At the close of the Civil War, Hunter enrolled in a freedmen's school in Raleigh. He later stated that he had completed one year of course work at Shaw University and the University of South Carolina. For the most part, however, his formal education was limited to occasional summer sessions at Hampton Institute in Virginia and teachers' institutes in North Carolina.
By 1869 Hunter was employed at the Raleigh branch of the Freedmen's Savings and Trust Company. He was assistant cashier when the company failed in 1874. In December of the following year he began teaching at Shoe Heel (Maxton) in Robeson County. In 1878 he became principal of the Garfield School in Raleigh, but resigned three years later to accept a clerkship in the Raleigh post office. After the election of a Democratic president in 1884, Hunter found employment as a traveling agent for A. S. Barnes & Co. of New York. But he soon returned to teaching, first at the grade school for black students in Durham and then as principal, successively, of the school for black students in Goldsboro and the Oberlin and Garfield schools in Raleigh.
Hunter lost his position at the latter school in 1900, apparently because of a drinking problem. He moved to Trenton, N.J., where he was a partner in a real estate and employment agency. In 1902 he returned to Raleigh as principal of the Oberlin School. Transferring to the Chavis School in 1906, he worked also for the North Carolina Mutual and Provident Association as traveling agent and superintendent of the Raleigh office. In 1909 he was appointed principal of the school for black students at Method, which under his leadership became the Berry O'Kelly Training and Industrial School.
Moving to Portsmouth, Va., in June 1918, Hunter obtained employment in the Norfolk Navy Yard. He returned to Raleigh in 1921, but his age and lack of formal education made it increasingly difficult for him to secure and retain teaching positions. Between 1922 and 1931 he was principal of schools for black students in Garner, Haywood, Pittsboro, Wilson's Mills, Manchester, Lumber Bridge, and Palmyra.
Throughout his career, Hunter was involved in numerous activities and organizations intended to promote progress for black Americans and friendly relations with white people. He and his brother, Osborne Hunter, Jr., were among the founders of the North Carolina Industrial Association, which sponsored the first black state fair in North Carolina in November 1879. Hunter was active in reforming and reviving the black state fair after its suspension in 1926 and was elected secretary and manager of the fair in 1930. As secretary of the North Carolina state organization of the Negro Development and Exposition Company, he was also involved in preparing exhibits for the Jamestown Exposition in 1907.
Hunter wrote numerous articles and letters for newspapers, many of them concerning race relations and the history and progress of black people.

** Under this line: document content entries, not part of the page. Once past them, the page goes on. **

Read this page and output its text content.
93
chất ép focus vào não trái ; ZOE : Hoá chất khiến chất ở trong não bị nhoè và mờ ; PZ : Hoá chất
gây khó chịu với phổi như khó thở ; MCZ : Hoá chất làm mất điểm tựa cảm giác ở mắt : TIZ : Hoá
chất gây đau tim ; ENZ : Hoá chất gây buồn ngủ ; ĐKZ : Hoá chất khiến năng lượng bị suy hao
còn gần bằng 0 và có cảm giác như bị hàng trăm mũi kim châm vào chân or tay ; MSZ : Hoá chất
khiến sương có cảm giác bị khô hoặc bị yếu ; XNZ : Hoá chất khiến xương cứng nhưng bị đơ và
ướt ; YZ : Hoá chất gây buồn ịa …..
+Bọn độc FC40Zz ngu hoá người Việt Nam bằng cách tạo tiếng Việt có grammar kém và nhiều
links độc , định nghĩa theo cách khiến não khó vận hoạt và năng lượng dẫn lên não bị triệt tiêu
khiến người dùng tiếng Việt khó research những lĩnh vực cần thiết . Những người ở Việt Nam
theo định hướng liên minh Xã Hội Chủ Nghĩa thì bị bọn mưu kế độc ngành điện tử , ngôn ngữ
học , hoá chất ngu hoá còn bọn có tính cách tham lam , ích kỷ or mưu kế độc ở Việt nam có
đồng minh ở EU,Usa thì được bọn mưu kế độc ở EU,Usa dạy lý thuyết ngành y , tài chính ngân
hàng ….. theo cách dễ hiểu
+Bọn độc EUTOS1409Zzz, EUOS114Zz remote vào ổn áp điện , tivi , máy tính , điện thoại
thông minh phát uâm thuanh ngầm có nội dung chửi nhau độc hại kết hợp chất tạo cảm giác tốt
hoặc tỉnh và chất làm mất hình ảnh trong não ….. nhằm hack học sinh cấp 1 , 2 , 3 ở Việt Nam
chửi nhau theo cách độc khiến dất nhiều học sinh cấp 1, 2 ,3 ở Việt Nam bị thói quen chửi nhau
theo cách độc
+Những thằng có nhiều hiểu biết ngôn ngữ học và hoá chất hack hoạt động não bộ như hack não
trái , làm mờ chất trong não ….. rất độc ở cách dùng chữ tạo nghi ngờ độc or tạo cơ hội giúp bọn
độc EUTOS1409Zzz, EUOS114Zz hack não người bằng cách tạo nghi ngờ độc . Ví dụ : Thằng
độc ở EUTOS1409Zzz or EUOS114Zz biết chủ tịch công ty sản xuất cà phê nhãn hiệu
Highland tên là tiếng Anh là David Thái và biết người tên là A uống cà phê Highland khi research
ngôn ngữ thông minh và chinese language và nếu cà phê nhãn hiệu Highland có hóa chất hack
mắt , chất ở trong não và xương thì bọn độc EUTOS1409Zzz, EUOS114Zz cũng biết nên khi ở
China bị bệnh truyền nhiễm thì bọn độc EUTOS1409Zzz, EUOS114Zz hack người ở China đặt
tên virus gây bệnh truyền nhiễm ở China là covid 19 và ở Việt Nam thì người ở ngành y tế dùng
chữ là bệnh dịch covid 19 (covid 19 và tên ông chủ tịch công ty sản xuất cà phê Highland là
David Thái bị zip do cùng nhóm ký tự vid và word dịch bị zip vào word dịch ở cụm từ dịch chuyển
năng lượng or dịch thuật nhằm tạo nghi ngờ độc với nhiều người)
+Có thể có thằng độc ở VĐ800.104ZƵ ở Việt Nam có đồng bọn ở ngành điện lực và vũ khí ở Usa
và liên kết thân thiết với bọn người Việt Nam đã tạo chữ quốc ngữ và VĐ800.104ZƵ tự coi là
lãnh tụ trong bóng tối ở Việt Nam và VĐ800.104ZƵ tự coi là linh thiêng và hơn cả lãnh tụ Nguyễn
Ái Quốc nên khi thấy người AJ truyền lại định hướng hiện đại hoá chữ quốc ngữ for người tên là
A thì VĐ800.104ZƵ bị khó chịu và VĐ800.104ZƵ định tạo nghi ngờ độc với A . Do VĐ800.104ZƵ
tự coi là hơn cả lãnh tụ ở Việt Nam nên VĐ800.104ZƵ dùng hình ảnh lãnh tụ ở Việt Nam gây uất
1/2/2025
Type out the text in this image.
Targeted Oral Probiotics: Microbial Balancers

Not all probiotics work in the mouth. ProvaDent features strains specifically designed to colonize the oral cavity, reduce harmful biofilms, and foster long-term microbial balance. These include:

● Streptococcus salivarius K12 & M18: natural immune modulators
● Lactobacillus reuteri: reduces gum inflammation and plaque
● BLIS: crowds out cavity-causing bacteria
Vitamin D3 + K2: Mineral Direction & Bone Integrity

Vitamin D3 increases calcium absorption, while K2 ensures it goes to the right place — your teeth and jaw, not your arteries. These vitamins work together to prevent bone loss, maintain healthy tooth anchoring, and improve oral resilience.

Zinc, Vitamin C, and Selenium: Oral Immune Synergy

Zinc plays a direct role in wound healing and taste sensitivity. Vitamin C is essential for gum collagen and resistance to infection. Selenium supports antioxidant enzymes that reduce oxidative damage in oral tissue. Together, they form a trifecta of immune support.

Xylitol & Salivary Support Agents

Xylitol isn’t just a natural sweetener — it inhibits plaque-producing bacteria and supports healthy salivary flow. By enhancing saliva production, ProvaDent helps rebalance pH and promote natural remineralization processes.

He also edited a number of newspapers and periodicals. During the 1880s he was an editor of The Journal of Industry, weekly paper of the North Carolina Industrial Association, and of The Progressive Educator, official organ of the North Carolina State Teachers' Association. In 1891 he became associate editor of the Raleigh Gazette ; in 1902 he began publishing the Oberlin School Record ; and in 1910 he edited Our Advance, a short-lived monthly. From March 1917 until his departure for Portsmouth, and again in 1921, he edited the Raleigh Independent.
For many years Hunter was secretary of the Negro Republican State Executive Committee. He was severely critical of the lily-white Republican organization and actively opposed the appointments of Frank A. Linney and I. M. Meekins to federal judicial posts in the state in the early 1920s. At various times Hunter was also secretary of the Grand Lodge of North Carolina of the Independent Order of Good Templars, recording secretary and book agent for the North Carolina State Teachers' Educational Association, corresponding secretary of the state Negro Business League, and a member of the vestry of St. Ambrose Episcopal Church, Raleigh.
In November 1876 Hunter married Eliza Hawkins (d. 1923), a native of Warrenton who had moved to Raleigh after the Civil War. Of their five children, two survived to adulthood: Emma Hunter Satterwhite and Lena M. Hunter. Charles N. Hunter died and was buried in Raleigh.